Knuth-Morris-Pratt Algorithm (KMP)
I’ve learned Knuth-Morris-Pratt Algorithm (KMP) several times. Several weeks after I learned it, if I am asked to solve the string/pattern matching problem, I only know there’s a KMP algorithm that does it efficiently at the time complexity of O(n+m). How to do it? I need to read it again. So I know I’ll need to write a post for it.
0. The Algorithm
Knuth-Morris-Pratt algorithm is named after the three computer scientists who discovered the algorithm. It is an efficient algorithm to solve pattern matching problems. In this post, we’ll just use string matching to illustrate.
Let’s say you have a string “ababaca” of length M, and you want to find whether the string appears in a text “bacbababaabcbab” of length N.
0.1 The Naive Method
It’s easy to come out a naive method with two nested loops.
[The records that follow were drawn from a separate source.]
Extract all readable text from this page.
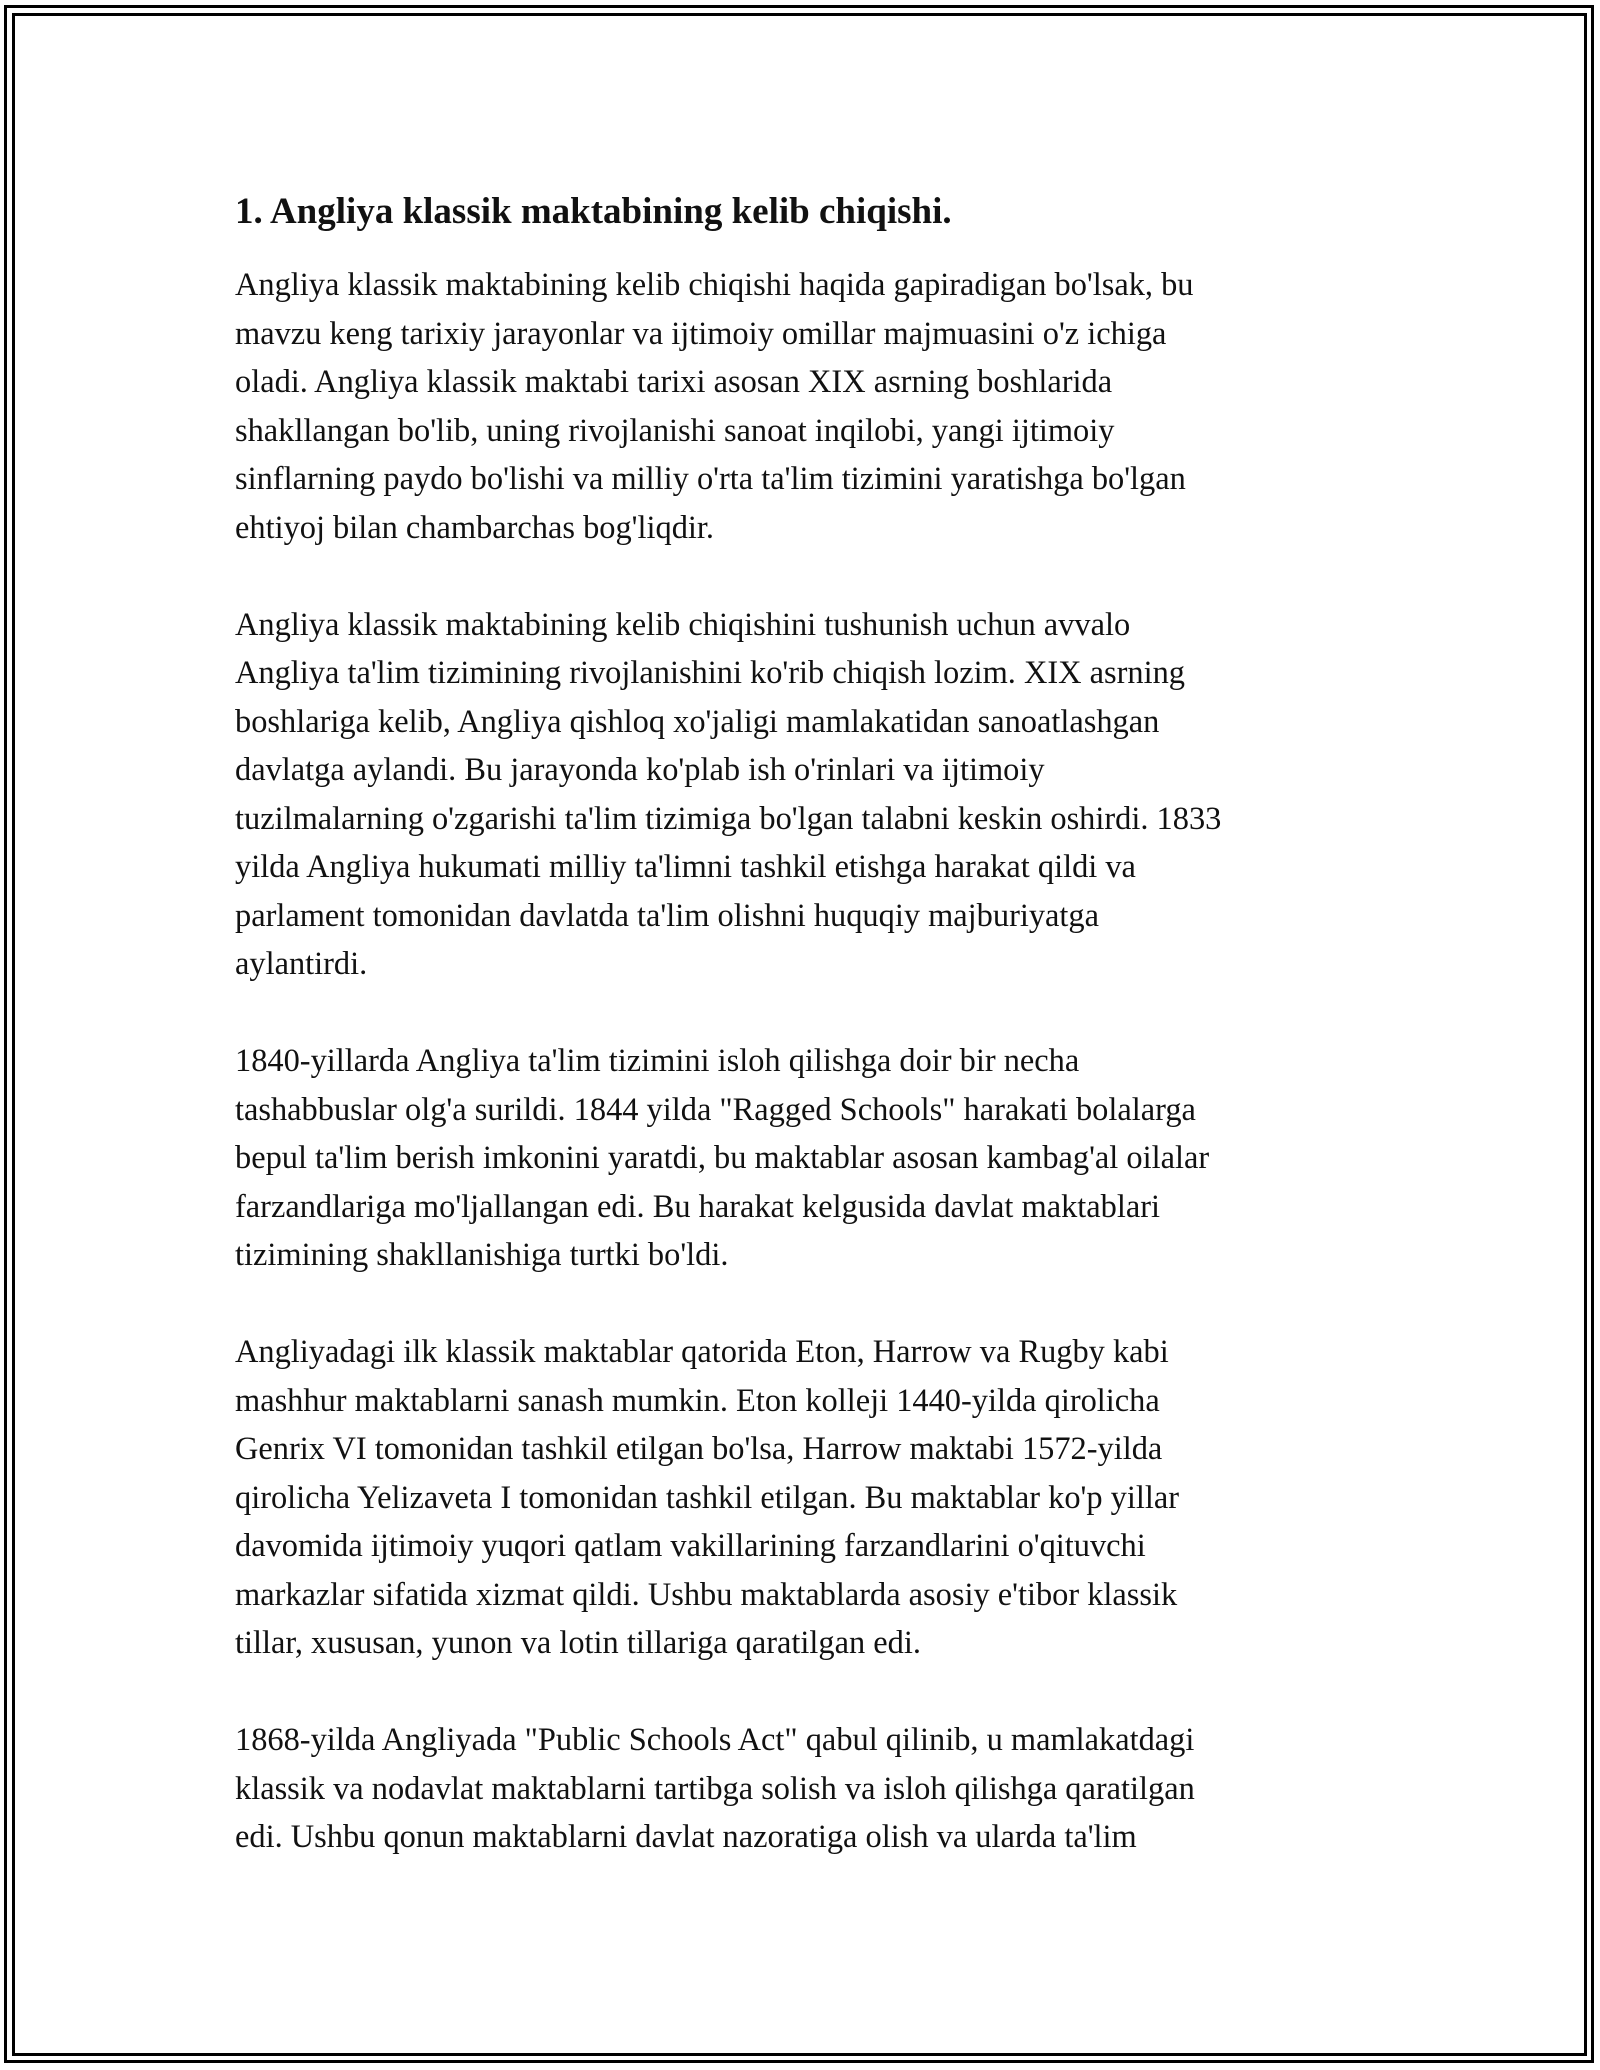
1. Angliya klassik maktabining kelib chiqishi.

Angliya klassik maktabining kelib chiqishi haqida gapiradigan bo'lsak, bu
mavzu keng tarixiy jarayonlar va ijtimoiy omillar majmuasini o'z ichiga
oladi. Angliya klassik maktabi tarixi asosan XIX asrning boshlarida
shakllangan bo'lib, uning rivojlanishi sanoat inqilobi, yangi ijtimoiy
sinflarning paydo bo'lishi va milliy o'rta ta'lim tizimini yaratishga bo'lgan
ehtiyoj bilan chambarchas bog'liqdir.

Angliya klassik maktabining kelib chiqishini tushunish uchun avvalo
Angliya ta'lim tizimining rivojlanishini ko'rib chiqish lozim. XIX asrning
boshlariga kelib, Angliya qishloq xo'jaligi mamlakatidan sanoatlashgan
davlatga aylandi. Bu jarayonda ko'plab ish o'rinlari va ijtimoiy
tuzilmalarning o'zgarishi ta'lim tizimiga bo'lgan talabni keskin oshirdi. 1833
yilda Angliya hukumati milliy ta'limni tashkil etishga harakat qildi va
parlament tomonidan davlatda ta'lim olishni huquqiy majburiyatga
aylantirdi.

1840-yillarda Angliya ta'lim tizimini isloh qilishga doir bir necha
tashabbuslar olg'a surildi. 1844 yilda "Ragged Schools" harakati bolalarga
bepul ta'lim berish imkonini yaratdi, bu maktablar asosan kambag'al oilalar
farzandlariga mo'ljallangan edi. Bu harakat kelgusida davlat maktablari
tizimining shakllanishiga turtki bo'ldi.

Angliyadagi ilk klassik maktablar qatorida Eton, Harrow va Rugby kabi
mashhur maktablarni sanash mumkin. Eton kolleji 1440-yilda qirolicha
Genrix VI tomonidan tashkil etilgan bo'lsa, Harrow maktabi 1572-yilda
qirolicha Yelizaveta I tomonidan tashkil etilgan. Bu maktablar ko'p yillar
davomida ijtimoiy yuqori qatlam vakillarining farzandlarini o'qituvchi
markazlar sifatida xizmat qildi. Ushbu maktablarda asosiy e'tibor klassik
tillar, xususan, yunon va lotin tillariga qaratilgan edi.

1868-yilda Angliyada "Public Schools Act" qabul qilinib, u mamlakatdagi
klassik va nodavlat maktablarni tartibga solish va isloh qilishga qaratilgan
edi. Ushbu qonun maktablarni davlat nazoratiga olish va ularda ta'lim
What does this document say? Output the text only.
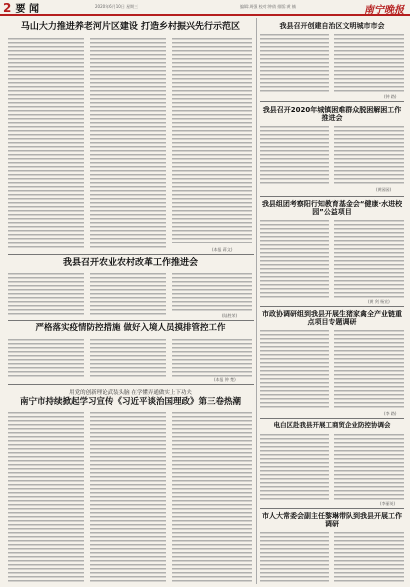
2 要 闻	2020年6月10日 星期三	编辑:周强 校对:钟倩 排版:黄 楠	南宁晚报
马山大力推进养老河片区建设 打造乡村振兴先行示范区
(本报 蒋文)
我县召开农业农村改革工作推进会
(陆胜荣)
严格落实疫情防控措施 做好入境人员摸排管控工作
(本报 钟 楚)
用党的创新理论武装头脑 在学懂弄通做实上下功夫
南宁市持续掀起学习宣传《习近平谈治国理政》第三卷热潮
我县召开创建自治区文明城市市会
(钟 路)
我县召开2020年城镇困难群众脱困解困工作推进会
(黄园园)
我县组团考察阳行知教育基金会“健康·水进校园”公益项目
(黄 剑 杨宣)
市政协调研组到我县开展生猪家禽全产业链重点项目专题调研
(李 路)
电白区赴我县开展工商贸企业防控协调会
(李丽英)
市人大常委会副主任黎琳带队到我县开展工作调研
We simply start search at each position of the text, and see if the next M characters match the pattern. If there’s a mismatch, we simply move to next position.
You can refer to 1.1 for C implementation of the naive method.
0.2 KMP
The KMP algorithm makes use of the information in a matching sub-pattern of a mismatch. This is illustrated as below,
| Pattern | a | b | a | b | a | c | a | |
| Text | bacb | a | b | a | b | a | a | abcbab |
When the second mismatch in the example above happens, we have matched the first 5 chars and reached the 10th char of the text. We know the first 5 chars of the pattern is “ababa” and the last 6 chars we scanned in the text is “ababaX”, where X is not “a”. KMP made use of this information to move the pattern.
| Pattern | a | b | a | b | a | c | a | |
| Text | bacbab | a | b | a | a* | abcbab |
It can be observed that after the move, the suffix “aba” of the previous matched sub-pattern “ababa” matches the prefix of the same sub-pattern (Note that “a” also satisfies the condition, but “aba” is the longest). And the next matching search can start at “a*” position.
In fact, KMP preprocess the pattern to get the length of the longest prefix in the sub-pattern that matches a suffix in the same sub-pattern. The number of steps to jump is then decided according to the following
No. of steps to jump = max(1, length of matched sub-pattern in mismatch – preprocessed
value corresponding to the last matched position)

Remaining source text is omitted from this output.